In a conventional OTDM transmitter, several optical signals modulated at bit rate B using the same carrier frequency are multiplexed optically to form a composite optical signal at a higher bit rate nB, where n is the number of multiplexed optical channels.
Specifically, multiplexing of these n constituent bit streams is achieved by launching them into an optical fiber with time delays. The bit stream in the j-th channel is delayed optically by an amount (j−1)/nB, where j=1, . . . . , n. The outputs of all channels are combined to form a composite signal as a return-to-zero (RZ) signal. The composite bit stream has a bit slot T=1/nB. Furthermore, in the composite bit stream, n consecutive bits in each interval of duration 1/B belong to n different channels, as required by the TDM scheme.

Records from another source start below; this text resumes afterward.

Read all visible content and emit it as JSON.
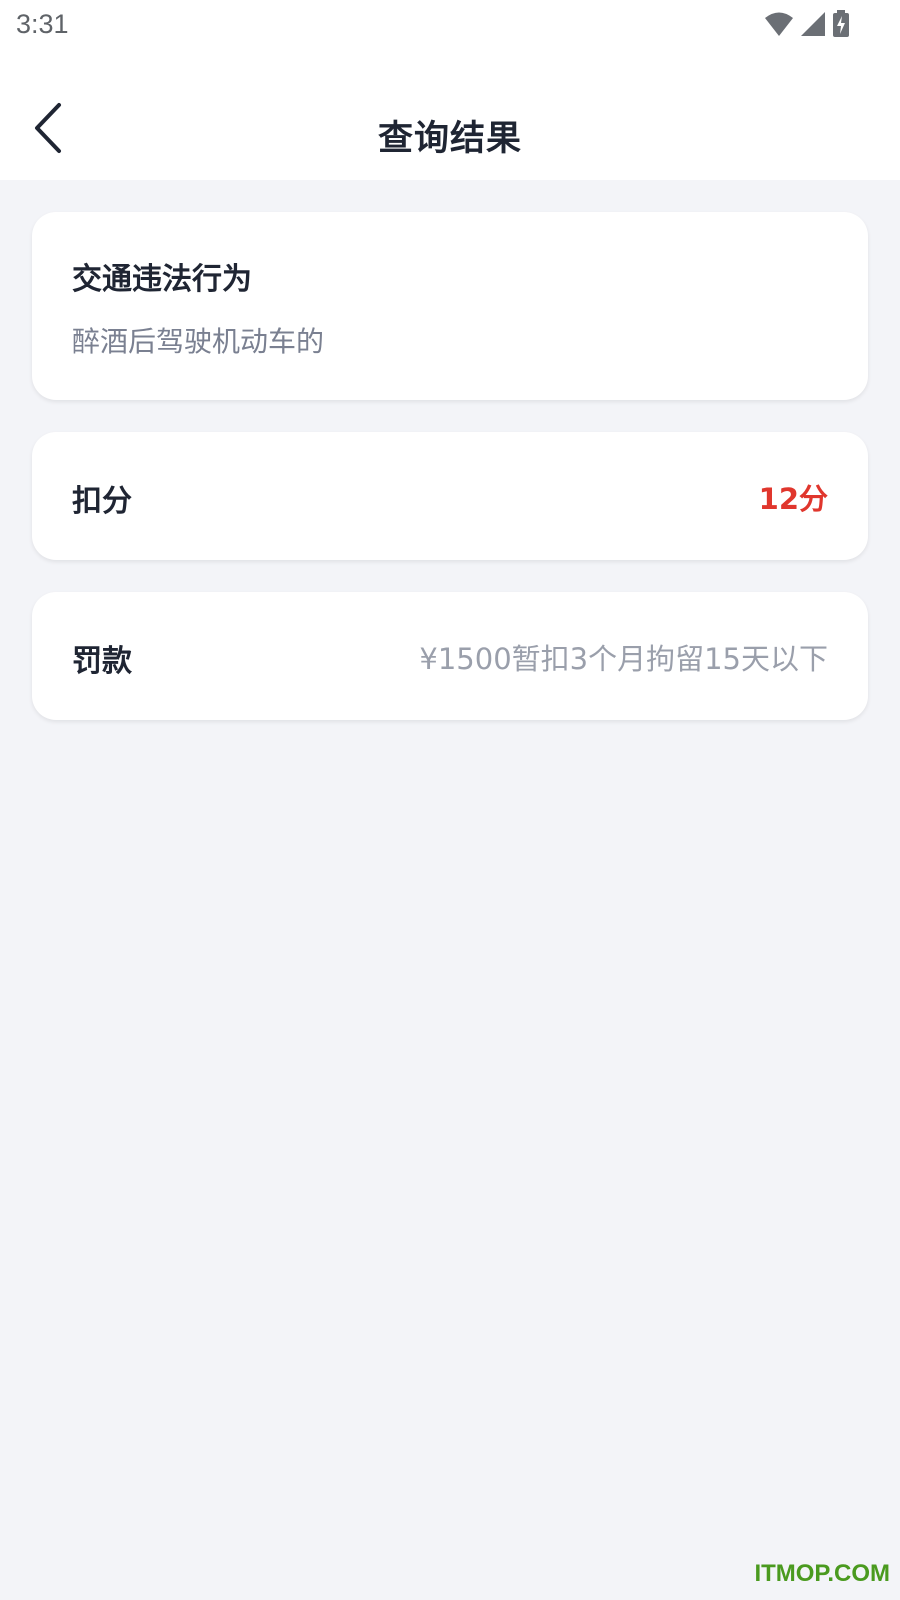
{
  "status_bar": {
    "time": "3:31",
    "icons": [
      "wifi-icon",
      "cell-signal-icon",
      "battery-charging-icon"
    ]
  },
  "app_bar": {
    "back_icon": "chevron-left-icon",
    "title": "查询结果"
  },
  "violation_card": {
    "title": "交通违法行为",
    "description": "醉酒后驾驶机动车的"
  },
  "points_card": {
    "label": "扣分",
    "value": "12分"
  },
  "fine_card": {
    "label": "罚款",
    "value": "¥1500暂扣3个月拘留15天以下"
  },
  "watermark": "ITMOP.COM",
  "colors": {
    "background": "#f3f4f8",
    "card": "#ffffff",
    "title_text": "#1f2533",
    "secondary_text": "#7a8091",
    "points_accent": "#e0362d",
    "fine_text": "#9a9fab",
    "watermark": "#4a9a1f"
  }
}
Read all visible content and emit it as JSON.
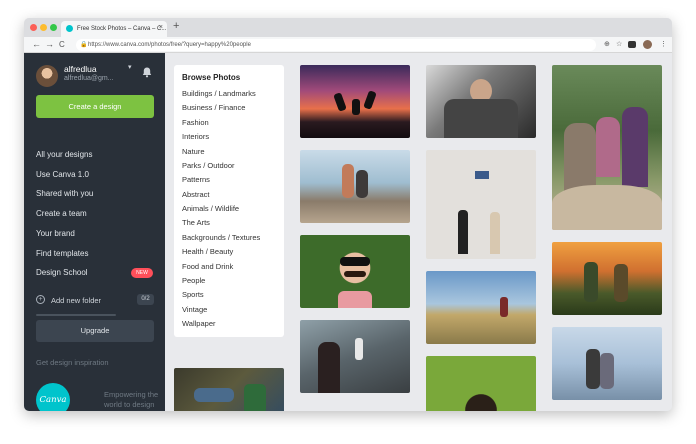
{
  "browser": {
    "tab_title": "Free Stock Photos – Canva – C...",
    "tab_close": "×",
    "new_tab": "+",
    "url": "https://www.canva.com/photos/free/?query=happy%20people",
    "lock": "🔒",
    "back": "←",
    "forward": "→",
    "reload": "C",
    "zoom": "⊕",
    "star": "☆",
    "menu": "⋮",
    "traffic_colors": [
      "#fc5f57",
      "#fdbc2e",
      "#33c748"
    ]
  },
  "sidebar": {
    "user_name": "alfredlua",
    "user_email": "alfredlua@gm...",
    "caret": "▾",
    "create_button": "Create a design",
    "nav": [
      {
        "label": "All your designs"
      },
      {
        "label": "Use Canva 1.0"
      },
      {
        "label": "Shared with you"
      },
      {
        "label": "Create a team"
      },
      {
        "label": "Your brand"
      },
      {
        "label": "Find templates"
      },
      {
        "label": "Design School"
      }
    ],
    "new_badge": "NEW",
    "add_folder_icon": "+",
    "add_folder": "Add new folder",
    "folder_count": "0/2",
    "upgrade": "Upgrade",
    "inspiration": "Get design inspiration",
    "logo_text": "Canva",
    "tagline": "Empowering the world to design",
    "accent_green": "#7dc241",
    "background": "#293039"
  },
  "browse": {
    "title": "Browse Photos",
    "categories": [
      "Buildings / Landmarks",
      "Business / Finance",
      "Fashion",
      "Interiors",
      "Nature",
      "Parks / Outdoor",
      "Patterns",
      "Abstract",
      "Animals / Wildlife",
      "The Arts",
      "Backgrounds / Textures",
      "Health / Beauty",
      "Food and Drink",
      "People",
      "Sports",
      "Vintage",
      "Wallpaper"
    ]
  },
  "photos": [
    {
      "name": "photo-jumping-sunset"
    },
    {
      "name": "photo-beach-friends"
    },
    {
      "name": "photo-fake-mustache"
    },
    {
      "name": "photo-railway-woman"
    },
    {
      "name": "photo-group-selfie"
    },
    {
      "name": "photo-couple-wall"
    },
    {
      "name": "photo-field-walk"
    },
    {
      "name": "photo-green-portrait"
    },
    {
      "name": "photo-family-rock"
    },
    {
      "name": "photo-kids-sunset"
    },
    {
      "name": "photo-couple-sea"
    },
    {
      "name": "photo-sofa-friends"
    }
  ]
}
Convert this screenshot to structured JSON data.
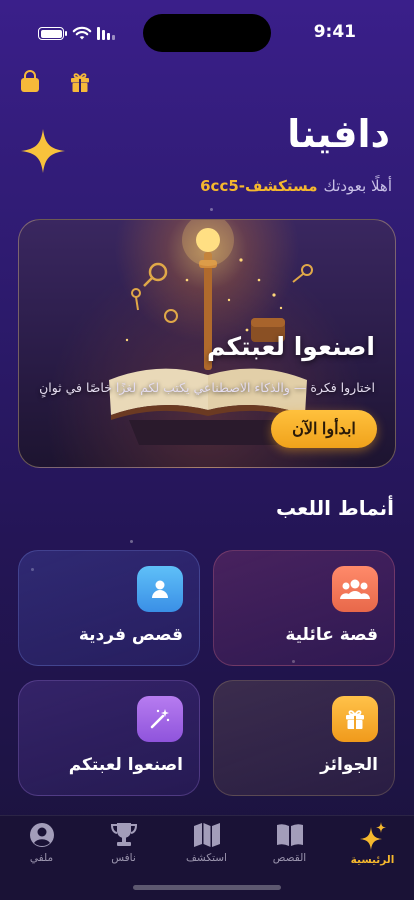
{
  "status": {
    "time": "9:41"
  },
  "header": {
    "title": "دافينا",
    "welcome_text": "أهلًا بعودتك",
    "username": "مستكشف-6cc5",
    "icons": [
      "shopping-bag-icon",
      "gift-icon",
      "sparkle-icon"
    ]
  },
  "hero": {
    "title": "اصنعوا لعبتكم",
    "subtitle": "اختاروا فكرة — والذكاء الاصطناعي يكتب لكم لغزًا خاصًا في ثوانٍ",
    "button_label": "ابدأوا الآن"
  },
  "modes": {
    "section_title": "أنماط اللعب",
    "items": [
      {
        "label": "قصة عائلية",
        "icon": "group-icon",
        "color": "#f07a5a"
      },
      {
        "label": "قصص فردية",
        "icon": "person-icon",
        "color": "#4aa9ef"
      },
      {
        "label": "الجوائز",
        "icon": "gift-icon",
        "color": "#f4a623"
      },
      {
        "label": "اصنعوا لعبتكم",
        "icon": "magic-wand-icon",
        "color": "#a765e8"
      }
    ]
  },
  "tabbar": {
    "items": [
      {
        "label": "الرئيسية",
        "icon": "sparkle-icon",
        "active": true
      },
      {
        "label": "القصص",
        "icon": "book-icon",
        "active": false
      },
      {
        "label": "استكشف",
        "icon": "map-icon",
        "active": false
      },
      {
        "label": "نافس",
        "icon": "trophy-icon",
        "active": false
      },
      {
        "label": "ملفي",
        "icon": "profile-icon",
        "active": false
      }
    ]
  },
  "colors": {
    "accent": "#f5b82e",
    "background": "#2c1a6b"
  }
}
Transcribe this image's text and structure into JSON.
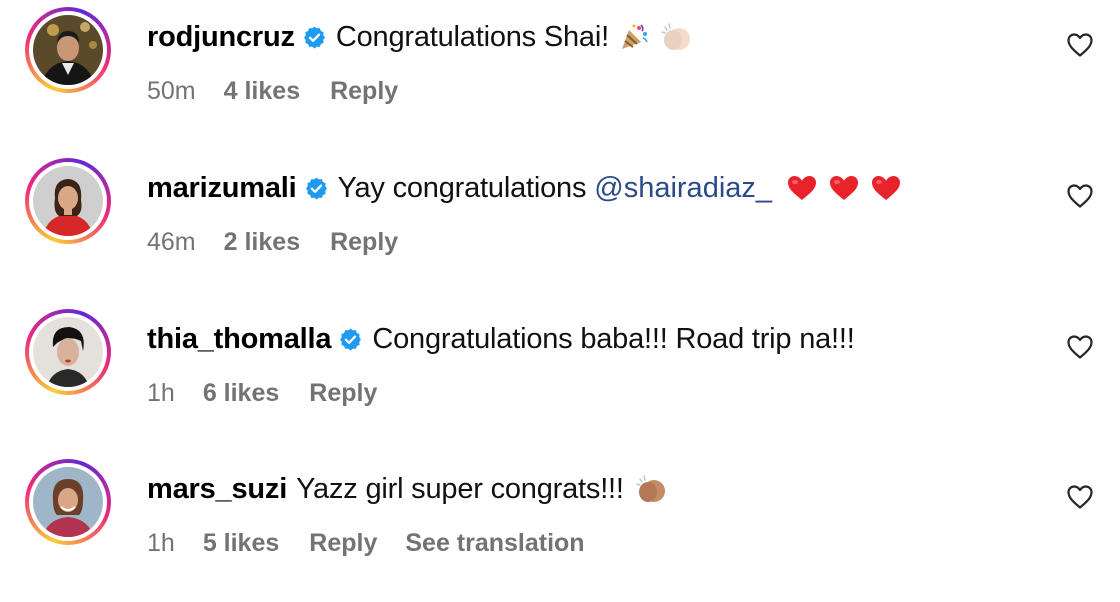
{
  "comments": [
    {
      "username": "rodjuncruz",
      "verified": true,
      "text": "Congratulations Shai!",
      "emojis": [
        "party-popper-icon",
        "clapping-hands-light-icon"
      ],
      "time": "50m",
      "likes": "4 likes",
      "reply": "Reply"
    },
    {
      "username": "marizumali",
      "verified": true,
      "text": "Yay congratulations",
      "mention": "@shairadiaz_",
      "emojis": [
        "red-heart-icon",
        "red-heart-icon",
        "red-heart-icon"
      ],
      "time": "46m",
      "likes": "2 likes",
      "reply": "Reply"
    },
    {
      "username": "thia_thomalla",
      "verified": true,
      "text": "Congratulations baba!!! Road trip na!!!",
      "time": "1h",
      "likes": "6 likes",
      "reply": "Reply"
    },
    {
      "username": "mars_suzi",
      "verified": false,
      "text": "Yazz girl super congrats!!!",
      "emojis": [
        "clapping-hands-medium-icon"
      ],
      "time": "1h",
      "likes": "5 likes",
      "reply": "Reply",
      "translation": "See translation"
    }
  ],
  "colors": {
    "verified_blue": "#1d9bf0",
    "mention": "#2c4a8a",
    "meta_gray": "#737373",
    "heart_red": "#e8232b",
    "story_ring": [
      "#f9ce34",
      "#ee2a7b",
      "#6228d7"
    ]
  }
}
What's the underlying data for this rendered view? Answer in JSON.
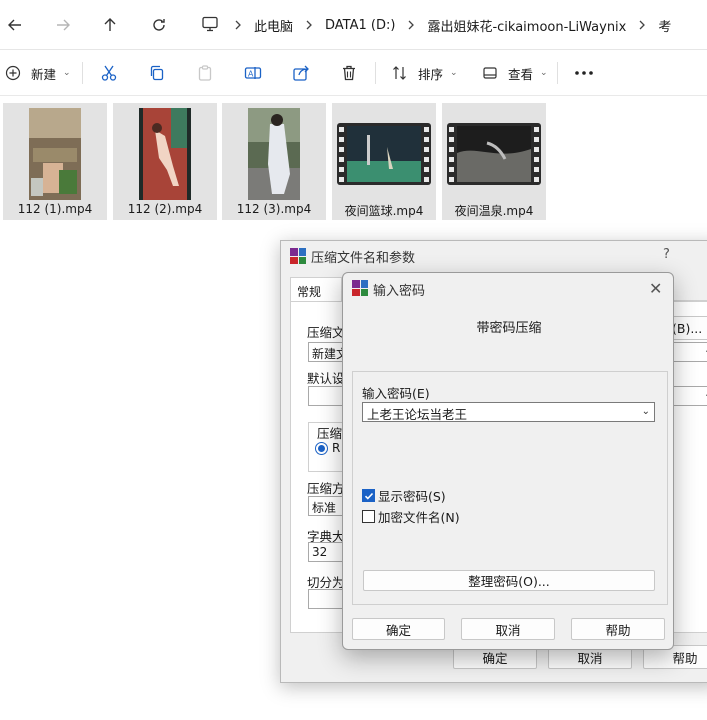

The optical delays above are typically implemented by using fiber segments of controlled lengths. As an example, a 1 mm fiber length introduces a delay of about 5 ps. Moreover, the relative delay in each channel must be precisely controlled to ensure the proper alignment of bits belonging to different channels. For a precision typically required for a 40 Gb/s OTDM signal, the delay length should be controlled to within 20 μm.
However, as link rate increases beyond 40 Gbs, conventional OTDM systems and methods begin to experience problems such as timing inaccuracy and smeared time differentials between any two bits of the output composite signal launched into the optical fiber.